Former South African President Kgalema Motlanthe says producing teachers that can offer the African child a good basic education is essential if we want to build a strong economy.

Former South African President Kgalema Motlanthe says producing teachers that can offer the African child a good basic education is essential if we want to build a strong economy.

Speaking at the annual Archbishop Thabo Makgoba Development Trust  (ATMDT) lecture on Monday, under the theme values based leadership, Motlanthe told the packed Barratt Lecture room that Bantu Education was the most serious crime of apartheid. 

Motlanthe said the Statistician General of Statistics South Africa, Pali Lehohla in his census report of 2011 states that basic education in the white communities in a good place while in the Indian communities it is doing very well, but he says basic education in African and coloured communities is getting worse. "When I read that report I asked myself wherein lies the problem? I had to go back and do some reading," he said. 

Motlanthe says he read a book written by author Edgar Brookes in the 1940s on native education. Motlanthe said at that time native education was the responsibility of the churches, not the state.

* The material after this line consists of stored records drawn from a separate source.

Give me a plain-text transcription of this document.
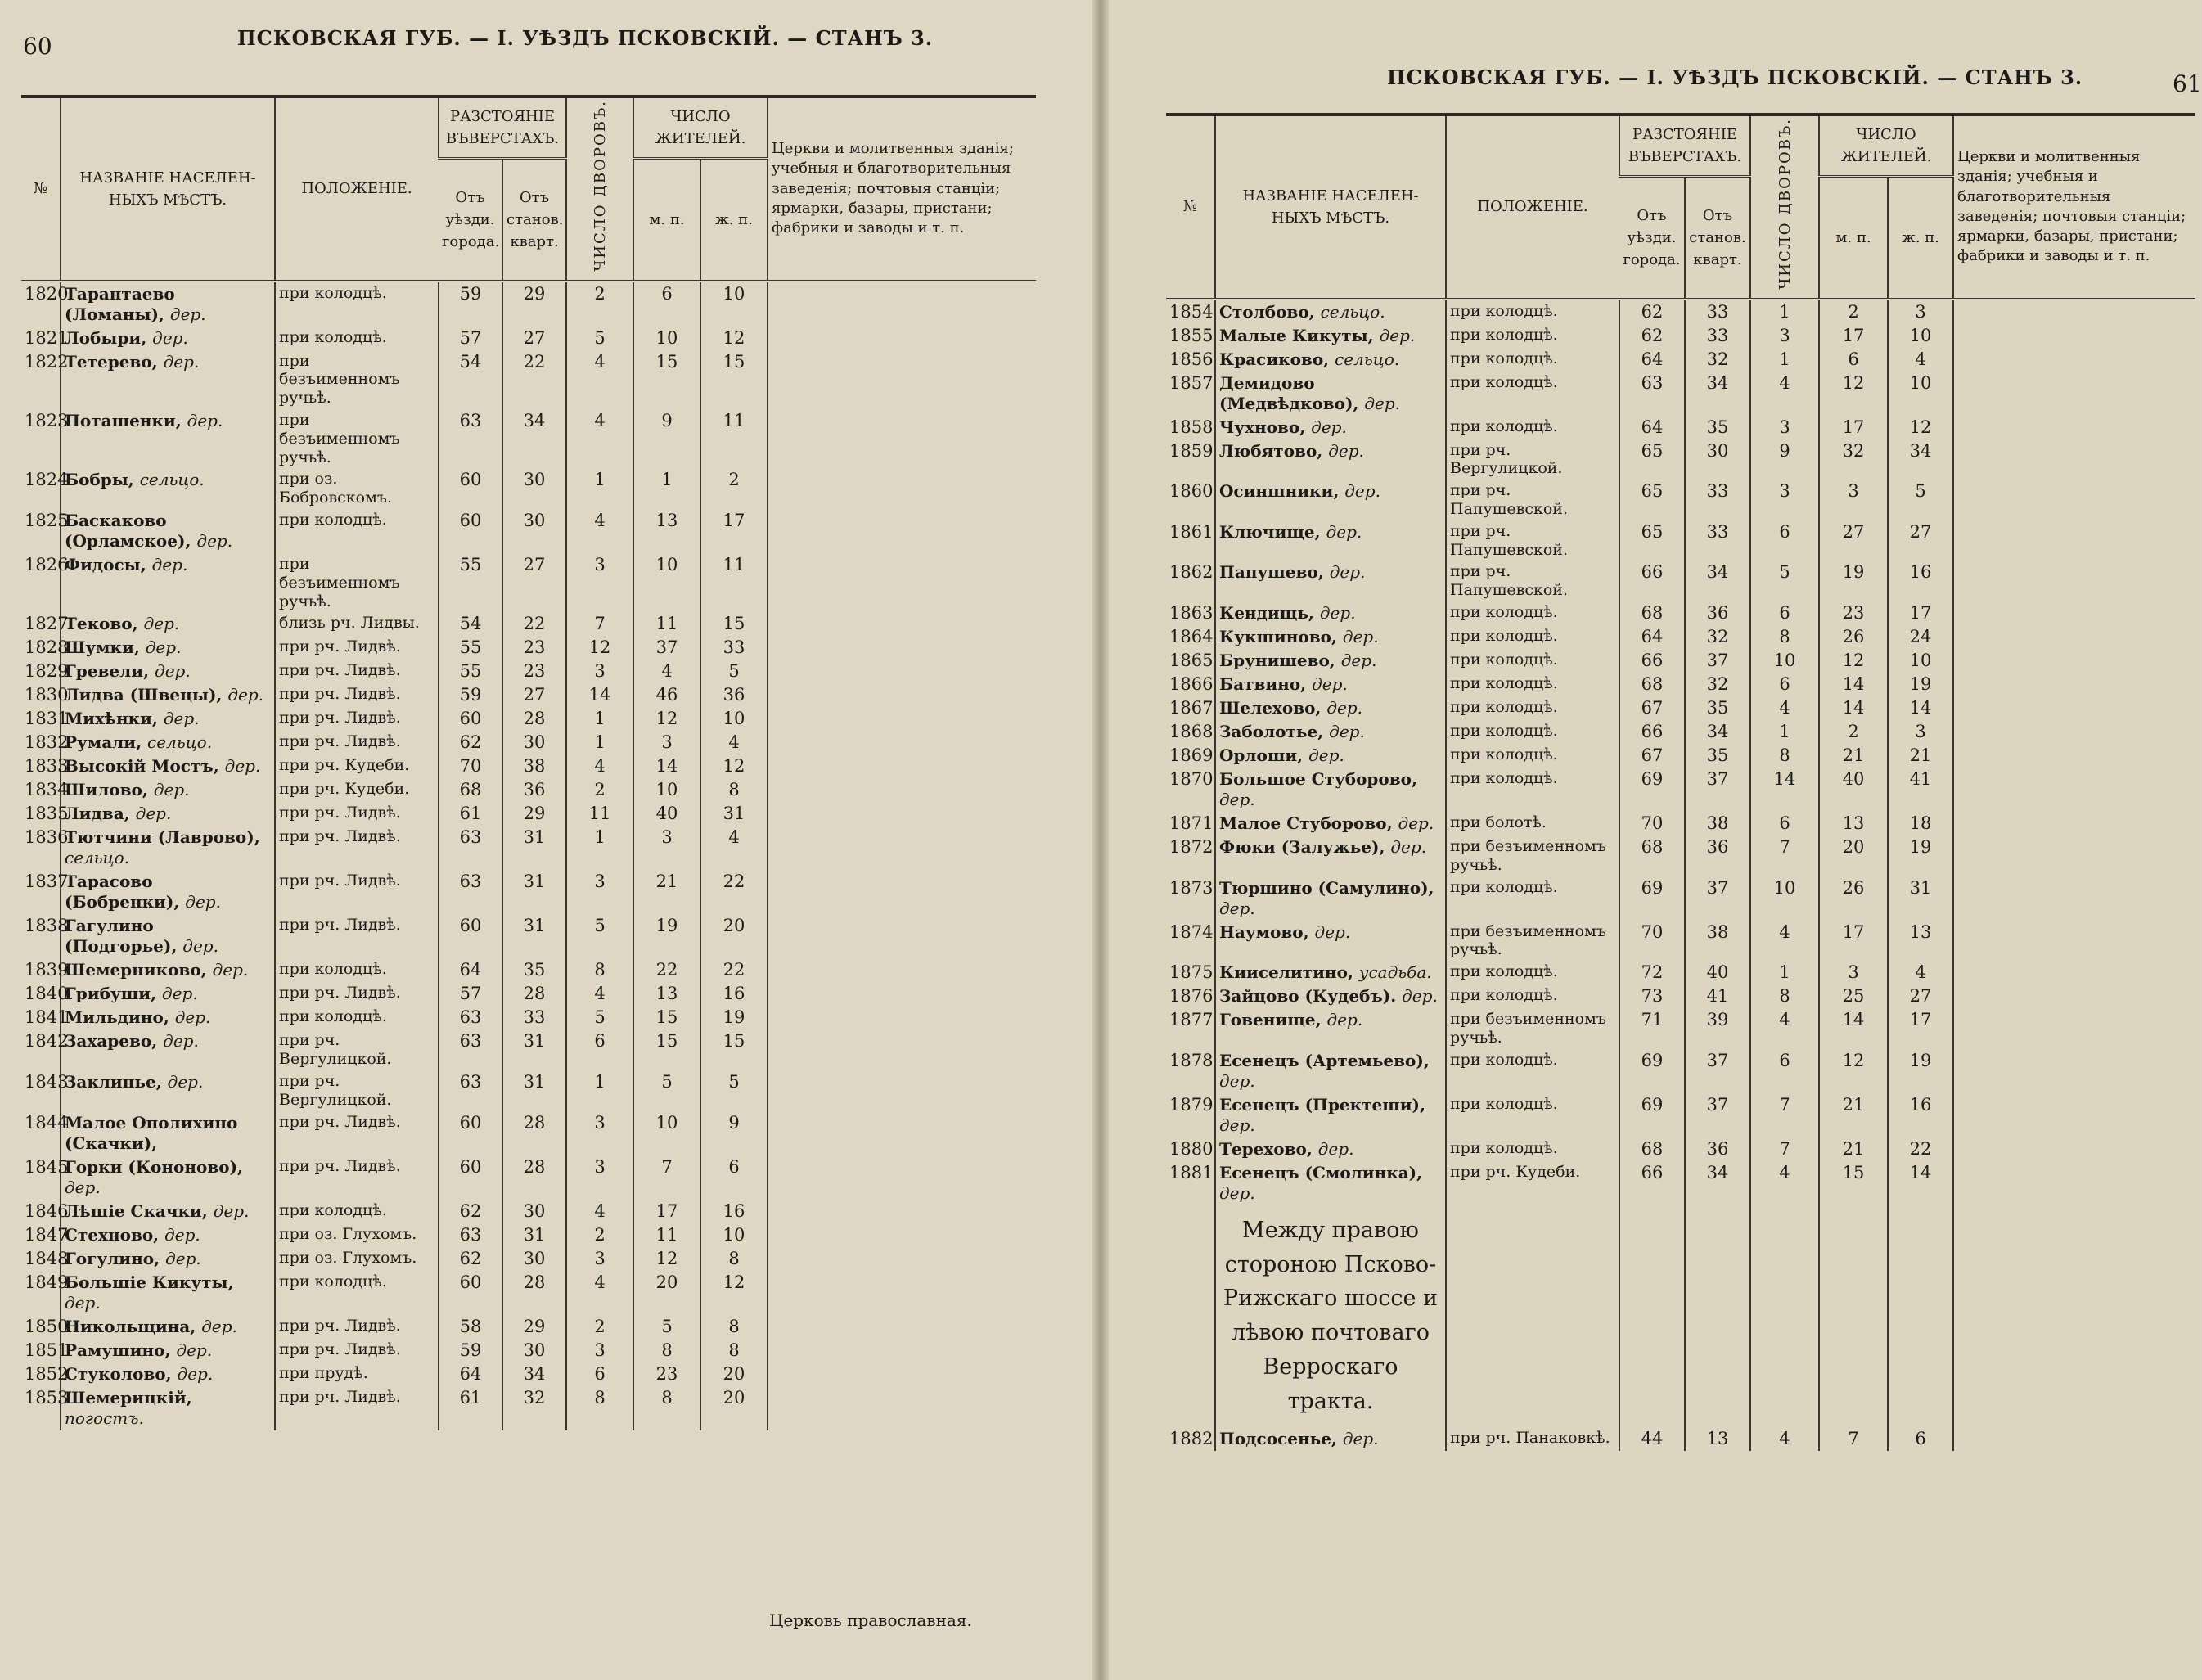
60	ПСКОВСКАЯ ГУБ. — І. УѢЗДЪ ПСКОВСКІЙ. — СТАНЪ 3.
№	НАЗВАНІЕ НАСЕЛЕН-НЫХЪ МѢСТЪ.	ПОЛОЖЕНІЕ.	РАЗСТОЯНІЕ ВЪВЕРСТАХЪ.		ЧИСЛО ДВОРОВЪ.	ЧИСЛО ЖИТЕЛЕЙ.		Церкви и молитвенныя зданія; учебныя и благотворительныя заведенія; почтовыя станціи; ярмарки, базары, пристани; фабрики и заводы и т. п.
			Отъ уѣзди. города.	Отъ станов. кварт.		м. п.	ж. п.	
1820	Тарантаево (Ломаны), дер.	при колодцѣ.	59	29	2	6	10	
1821	Лобыри, дер.	при колодцѣ.	57	27	5	10	12	
1822	Тетерево, дер.	при безъименномъ ручьѣ.	54	22	4	15	15	
1823	Поташенки, дер.	при безъименномъ ручьѣ.	63	34	4	9	11	
1824	Бобры, сельцо.	при оз. Бобровскомъ.	60	30	1	1	2	
1825	Баскаково (Орламское), дер.	при колодцѣ.	60	30	4	13	17	
1826	Фидосы, дер.	при безъименномъ ручьѣ.	55	27	3	10	11	
1827	Теково, дер.	близь рч. Лидвы.	54	22	7	11	15	
1828	Шумки, дер.	при рч. Лидвѣ.	55	23	12	37	33	
1829	Гревели, дер.	при рч. Лидвѣ.	55	23	3	4	5	
1830	Лидва (Швецы), дер.	при рч. Лидвѣ.	59	27	14	46	36	
1831	Михѣнки, дер.	при рч. Лидвѣ.	60	28	1	12	10	
1832	Румали, сельцо.	при рч. Лидвѣ.	62	30	1	3	4	
1833	Высокій Мостъ, дер.	при рч. Кудеби.	70	38	4	14	12	
1834	Шилово, дер.	при рч. Кудеби.	68	36	2	10	8	
1835	Лидва, дер.	при рч. Лидвѣ.	61	29	11	40	31	
1836	Тютчини (Лаврово), сельцо.	при рч. Лидвѣ.	63	31	1	3	4	
1837	Тарасово (Бобренки), дер.	при рч. Лидвѣ.	63	31	3	21	22	
1838	Гагулино (Подгорье), дер.	при рч. Лидвѣ.	60	31	5	19	20	
1839	Шемерниково, дер.	при колодцѣ.	64	35	8	22	22	
1840	Грибуши, дер.	при рч. Лидвѣ.	57	28	4	13	16	
1841	Мильдино, дер.	при колодцѣ.	63	33	5	15	19	
1842	Захарево, дер.	при рч. Вергулицкой.	63	31	6	15	15	
1843	Заклинье, дер.	при рч. Вергулицкой.	63	31	1	5	5	
1844	Малое Ополихино (Скачки),	при рч. Лидвѣ.	60	28	3	10	9	
1845	Горки (Кононово), дер.	при рч. Лидвѣ.	60	28	3	7	6	
1846	Лѣшіе Скачки, дер.	при колодцѣ.	62	30	4	17	16	
1847	Стехново, дер.	при оз. Глухомъ.	63	31	2	11	10	
1848	Гогулино, дер.	при оз. Глухомъ.	62	30	3	12	8	
1849	Большіе Кикуты, дер.	при колодцѣ.	60	28	4	20	12	
1850	Никольщина, дер.	при рч. Лидвѣ.	58	29	2	5	8	
1851	Рамушино, дер.	при рч. Лидвѣ.	59	30	3	8	8	
1852	Стуколово, дер.	при прудѣ.	64	34	6	23	20	
1853	Шемерицкій, погостъ.	при рч. Лидвѣ.	61	32	8	8	20	
Церковь православная.
ПСКОВСКАЯ ГУБ. — І. УѢЗДЪ ПСКОВСКІЙ. — СТАНЪ 3.	61
№	НАЗВАНІЕ НАСЕЛЕН-НЫХЪ МѢСТЪ.	ПОЛОЖЕНІЕ.	РАЗСТОЯНІЕ ВЪВЕРСТАХЪ.		ЧИСЛО ДВОРОВЪ.	ЧИСЛО ЖИТЕЛЕЙ.		Церкви и молитвенныя зданія; учебныя и благотворительныя заведенія; почтовыя станціи; ярмарки, базары, пристани; фабрики и заводы и т. п.
			Отъ уѣзди. города.	Отъ станов. кварт.		м. п.	ж. п.	
1854	Столбово, сельцо.	при колодцѣ.	62	33	1	2	3	
1855	Малые Кикуты, дер.	при колодцѣ.	62	33	3	17	10	
1856	Красиково, сельцо.	при колодцѣ.	64	32	1	6	4	
1857	Демидово (Медвѣдково), дер.	при колодцѣ.	63	34	4	12	10	
1858	Чухново, дер.	при колодцѣ.	64	35	3	17	12	
1859	Любятово, дер.	при рч. Вергулицкой.	65	30	9	32	34	
1860	Осиншники, дер.	при рч. Папушевской.	65	33	3	3	5	
1861	Ключище, дер.	при рч. Папушевской.	65	33	6	27	27	
1862	Папушево, дер.	при рч. Папушевской.	66	34	5	19	16	
1863	Кендищь, дер.	при колодцѣ.	68	36	6	23	17	
1864	Кукшиново, дер.	при колодцѣ.	64	32	8	26	24	
1865	Брунишево, дер.	при колодцѣ.	66	37	10	12	10	
1866	Батвино, дер.	при колодцѣ.	68	32	6	14	19	
1867	Шелехово, дер.	при колодцѣ.	67	35	4	14	14	
1868	Заболотье, дер.	при колодцѣ.	66	34	1	2	3	
1869	Орлоши, дер.	при колодцѣ.	67	35	8	21	21	
1870	Большое Стуборово, дер.	при колодцѣ.	69	37	14	40	41	
1871	Малое Стуборово, дер.	при болотѣ.	70	38	6	13	18	
1872	Фюки (Залужье), дер.	при безъименномъ ручьѣ.	68	36	7	20	19	
1873	Тюршино (Самулино), дер.	при колодцѣ.	69	37	10	26	31	
1874	Наумово, дер.	при безъименномъ ручьѣ.	70	38	4	17	13	
1875	Кииселитино, усадьба.	при колодцѣ.	72	40	1	3	4	
1876	Зайцово (Кудебъ). дер.	при колодцѣ.	73	41	8	25	27	
1877	Говенище, дер.	при безъименномъ ручьѣ.	71	39	4	14	17	
1878	Есенецъ (Артемьево), дер.	при колодцѣ.	69	37	6	12	19	
1879	Есенецъ (Пректеши), дер.	при колодцѣ.	69	37	7	21	16	
1880	Терехово, дер.	при колодцѣ.	68	36	7	21	22	
1881	Есенецъ (Смолинка), дер.	при рч. Кудеби.	66	34	4	15	14	
	Между правою стороною Псково-Рижскаго шоссе и лѣвою почтоваго Верроскаго тракта.							
1882	Подсосенье, дер.	при рч. Панаковкѣ.	44	13	4	7	6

In his book Brookes explains why native education at that time was of a much better quality until Bantu Education was introduced in 1954. 

Motlanthe told the packed lecture room that the way Bantu Education was introduced and engineered was by taking over teacher training colleges from the churches, so the teachers who had up until that point been trained through the mission schools were to be weeded out of the education system, and out of the profession.

He says a new cohort of teachers was produced and Dr Hendrik Verwoed spelled it out very clearly that these teachers needed to be trained in such a way that they produced a black child who would not aspire to any station in life above specific levels of labour. 

"And so the education was designed such that teachers were very poor in mathematics and natural sciences," Motlanthe said. 
He said it is through the process of natural attrition and political targeting of teachers who were also politically active that all the old school teachers were weeded out of the system. "And once this process of producing a new cohort of teachers got to reproduce itself they never had to do anything ever again."

Speaking about the damage done to black people under the apartheid government, Motlanthe said everything else paled in comparison to the impact of the Bantu Education system which we are still grappling with now.

"Of all the vices and accesses of the apartheid system, everything else that they ever did, pales into insignificance. The most serious crime of apartheid was the introduction of Bantu Education and that's what we are still grappling with today," he said. 

Motlanthe's hope for the black child is that a new generation of teachers can salvage the situation and empower the African child because the majority of the people of South Africa are Africans and to improve the economy those black children need to be educated.

"I hope that with modern means of communication it may be possible to fast track the production of a new cohort of teachers for the African child. Africans are in the majority in this country and for as long as basic education is weak as the statistician general indicates the economy of this country will forever remain weak," he said. 

Motlanthe says Edgar Brookes alludes to this in his book when he says that Bantu Education was a unique system of education, because it is the only system of education in the world which aimed to produce people who would not be active in the economy and people who would not be productive economically.

"So critical thinking therefore is a function of basic education, and that is where it should be inculcated. I live in Johannesburg and when I was growing up Bantu Education was introduced just as I was into my first year in school and those days it wasn't called Grade R it was called Dom A, that's what it was called," he said.

Motlanthe said there were many schools in Alexandra township where he grew up and he was a pupil at St Michaels, which was an Anglican school.

"When Bantu education was introduced the church had to give up the school, including the school buildings, so I remember we were one school, but one class would be in another part of the township in a garage and another one in another part of the township in a church and another one under a tree in a back yard somewhere else in the township, but the church retained the schools for the white community and so just across, a walking distance from Alexandra township in Waverley there's still a beautiful church school.

It's now a private school, it's St Mary's for Girls, it's still there. All you have to do is visit that school and go to the township to understand the damage of Bantu Education," he said. 

 In his talk Motlanthe also spoke about values based leadership in the South African political arena, the concept of Ubuntu as a ethno-philosophical ethos and African values systems. The talk was organised by the Rhodes University Business School. 
Makgoba, Bishop of Grahamstown Ebenezer Ntlali and Rhodes Vice Chancellor Dr Sizwe Mabizela also attended the lecture.